Dominion Bay man hopeful that Enbridge Line 5 project will be delayed indefinitely

Mike Wilton

State says Line 5 tunnel permit application incomplete

DOMINION BAY – A local resident, and member of the Algonquin Eco-Watch welcomes news that the Enbridge Line 5 tunnel permit has been delayed. 

“I think it is good news; maybe this will tie things up for awhile and they (Enbridge) will not be able to go ahead with the line,” Mike Wilton, a Dominion Bay resident, told the Recorder late last week.

“If it gets tied up in the courts, then maybe eventually the courts will throw the application out,” said Mr. Wilton. He and others are concerned that if the line were to ever break it would negatively impact water, including water in Lake Huron. 

Bridge, a Michigan publication, reported on May 6 that before Enbridge can seek a permit to build the Line 5 tunnel to transport oil and natural gas beneath the Straits of Mackinac, Michigan regulators say the company needs to spend more time considering alternatives.

That’s one of several conclusions state officials reached when they reviewed Enbridge’s application for a permit from the Michigan Department of Environment, Great Lakes and Energy to build the controversial tunnel between Michigan’s two peninsulas, reported Bridge in a release.

In a May 4 letter to the Canadian petroleum conglomerate, a state district supervisor gave Enbridge 30 days to update its application with more information.

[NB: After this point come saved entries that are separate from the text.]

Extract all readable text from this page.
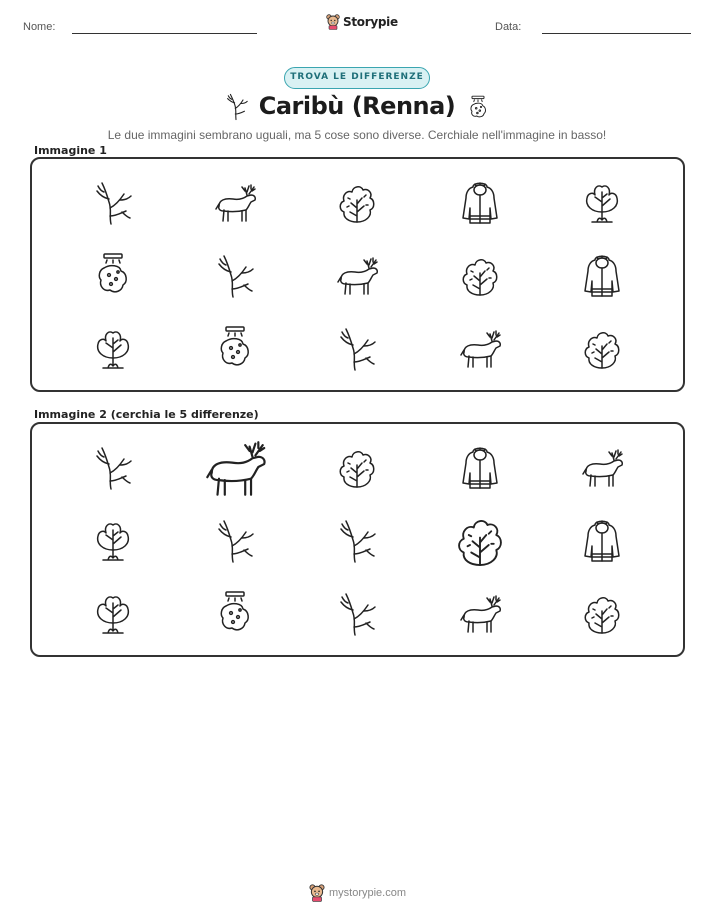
Nome:	Storypie	Data:
TROVA LE DIFFERENZE
Caribù (Renna)
Le due immagini sembrano uguali, ma 5 cose sono diverse. Cerchiale nell'immagine in basso!
Immagine 1
Immagine 2 (cerchia le 5 differenze)
mystorypie.com
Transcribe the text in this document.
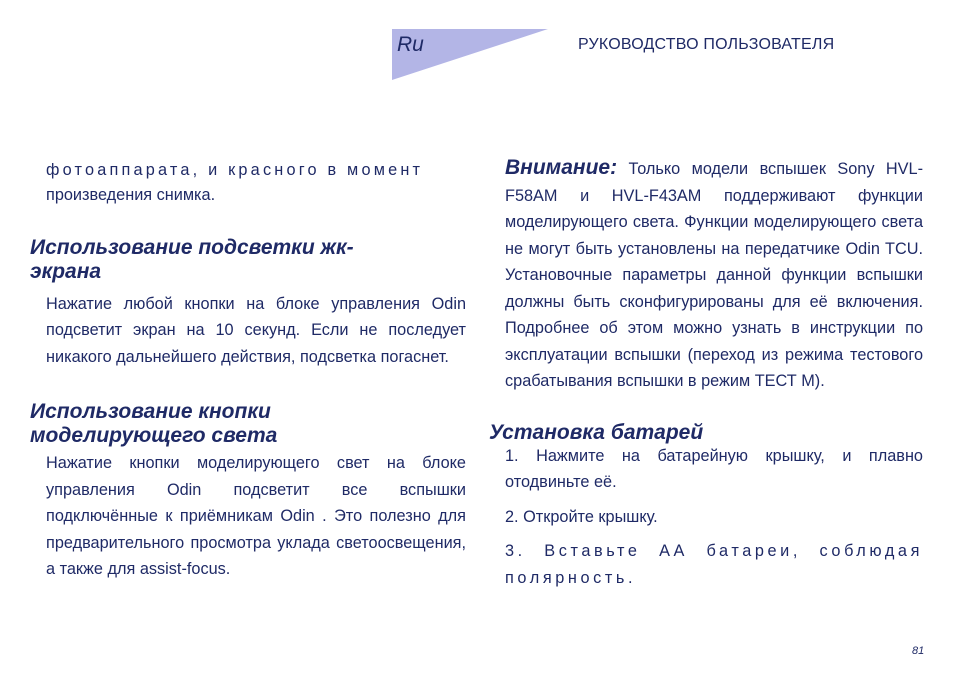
Ru	РУКОВОДСТВО ПОЛЬЗОВАТЕЛЯ

фотоаппарата, и красного в момент

произведения снимка.

Использование подсветки жк-экрана

Нажатие любой кнопки на блоке управления Odin подсветит экран на 10 секунд. Если не последует никакого дальнейшего действия, подсветка погаснет.

Использование кнопки моделирующего света

Нажатие кнопки моделирующего свет на блоке управления Odin подсветит все вспышки подключённые к приёмникам Odin . Это полезно для предварительного просмотра уклада светоосвещения, а также для assist-focus.

Внимание: Только модели вспышек Sony HVL-F58AM и HVL-F43AM поддерживают функции моделирующего света. Функции моделирующего света не могут быть установлены на передатчике Odin TCU. Установочные параметры данной функции вспышки должны быть сконфигурированы для её включения. Подробнее об этом можно узнать в инструкции по эксплуатации вспышки (переход из режима тестового срабатывания вспышки в режим ТЕСТ М).

Установка батарей

1. Нажмите на батарейную крышку, и плавно отодвиньте её.

2. Откройте крышку.

3. Вставьте АА батареи, соблюдая полярность.

81
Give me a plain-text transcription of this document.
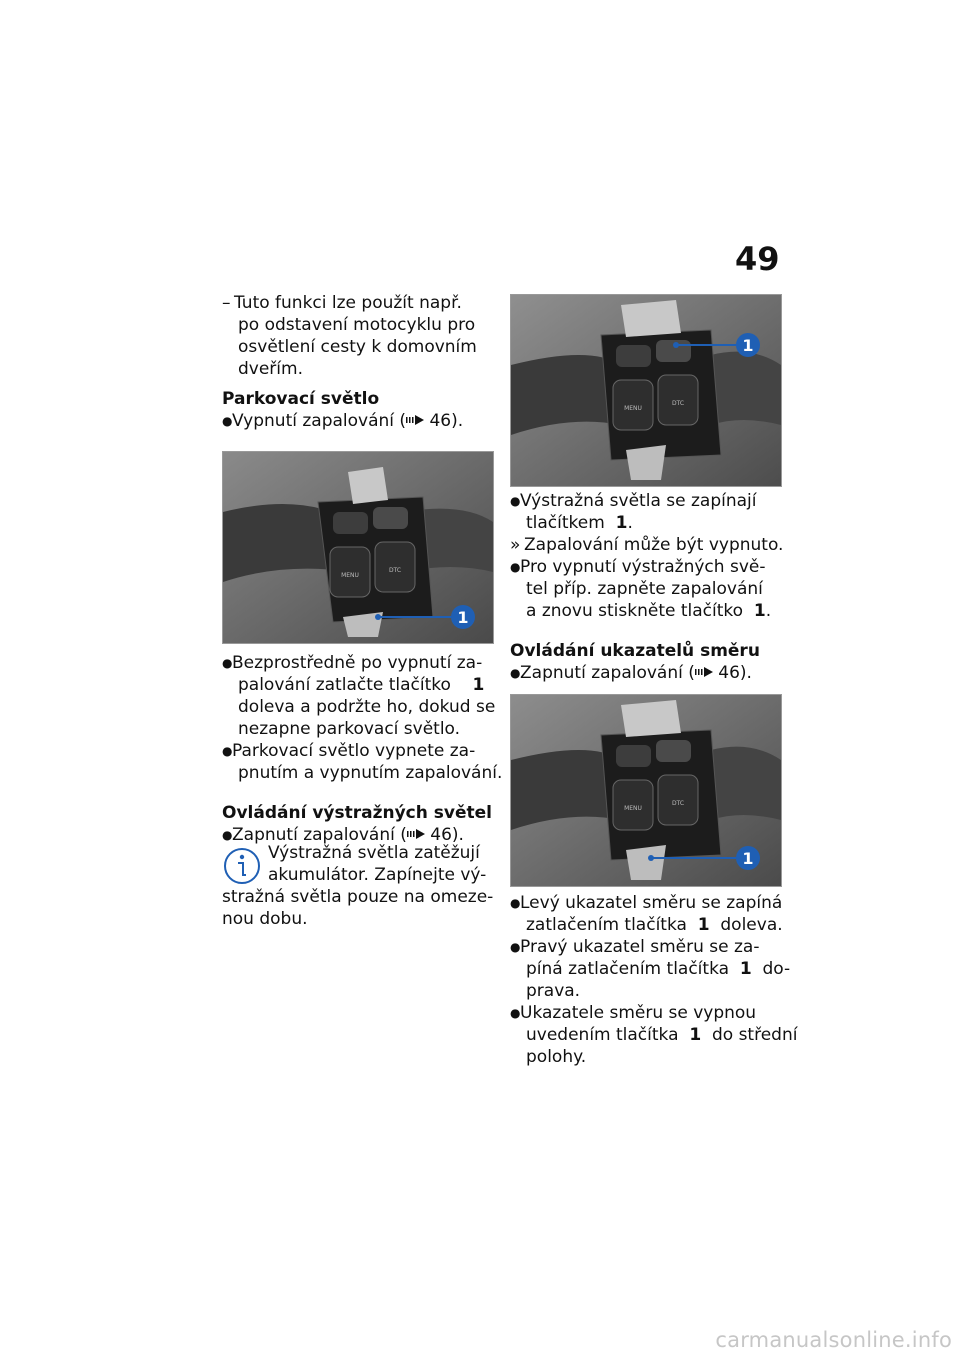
49
– Tuto funkci lze použít např.
po odstavení motocyklu pro
osvětlení cesty k domovním
dveřím.
Parkovací světlo
●Vypnutí zapalování ( 46).
MENU
DTC
1
●Bezprostředně po vypnutí za-
palování zatlačte tlačítko 1
doleva a podržte ho, dokud se
nezapne parkovací světlo.
●Parkovací světlo vypnete za-
pnutím a vypnutím zapalování.
Ovládání výstražných světel
●Zapnutí zapalování ( 46).
Výstražná světla zatěžují
akumulátor. Zapínejte vý-
stražná světla pouze na omeze-
nou dobu.
MENU
DTC
1
●Výstražná světla se zapínají
tlačítkem 1.
» Zapalování může být vypnuto.
●Pro vypnutí výstražných svě-
tel příp. zapněte zapalování
a znovu stiskněte tlačítko 1.
Ovládání ukazatelů směru
●Zapnutí zapalování ( 46).
MENU
DTC
1
●Levý ukazatel směru se zapíná
zatlačením tlačítka 1 doleva.
●Pravý ukazatel směru se za-
píná zatlačením tlačítka 1 do-
prava.
●Ukazatele směru se vypnou
uvedením tlačítka 1 do střední
polohy.
carmanualsonline.info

Regulators said Enbridge’s application was unnecessarily long, at more than 350 pages, but omitted key information state officials need to help decide whether to grant the permit.

“EGLE requests that Enbridge edit submitted materials for precision and relevance to actual proposed construction,” wrote Joseph Haas, a supervisor in EGLE’s Gaylord district office. In addition to submitting “a complete assessment of the alternatives” to the tunnel project, the letter stated Enbridge must outline plans to mitigate damage the tunnel project could cause to wetlands and federally-protected plants, offer details about ongoing lawsuits that could affect the tunnel’s fate, and add other missing pieces to the application, Bridge reported.

The holdup is the latest twist in a long battle over the fate of the 67-year-old pipeline, which transports 540,000 barrels daily of crude oil and natural gas liquids between Wisconsin and Ontario. Opponents have long called for its shutdown, arguing the pipeline poses a catastrophic hazard to the Great Lakes and inland waterways.

The company plans to replace the four-mile section that sits exposed at the bottom of the straits with a new line encapsulated in a concrete-lined tunnel deep beneath the lakebed.

Enbridge spokesperson Ryan Duffy told Bridge the company plans to provide the information EGLE requested, “and move forward with this process.” Pending permit approvals, Mr. Duffy said Enbridge officials still expect to begin construction on the $500 million tunnel project next year and bring the new segment on-line in 2024.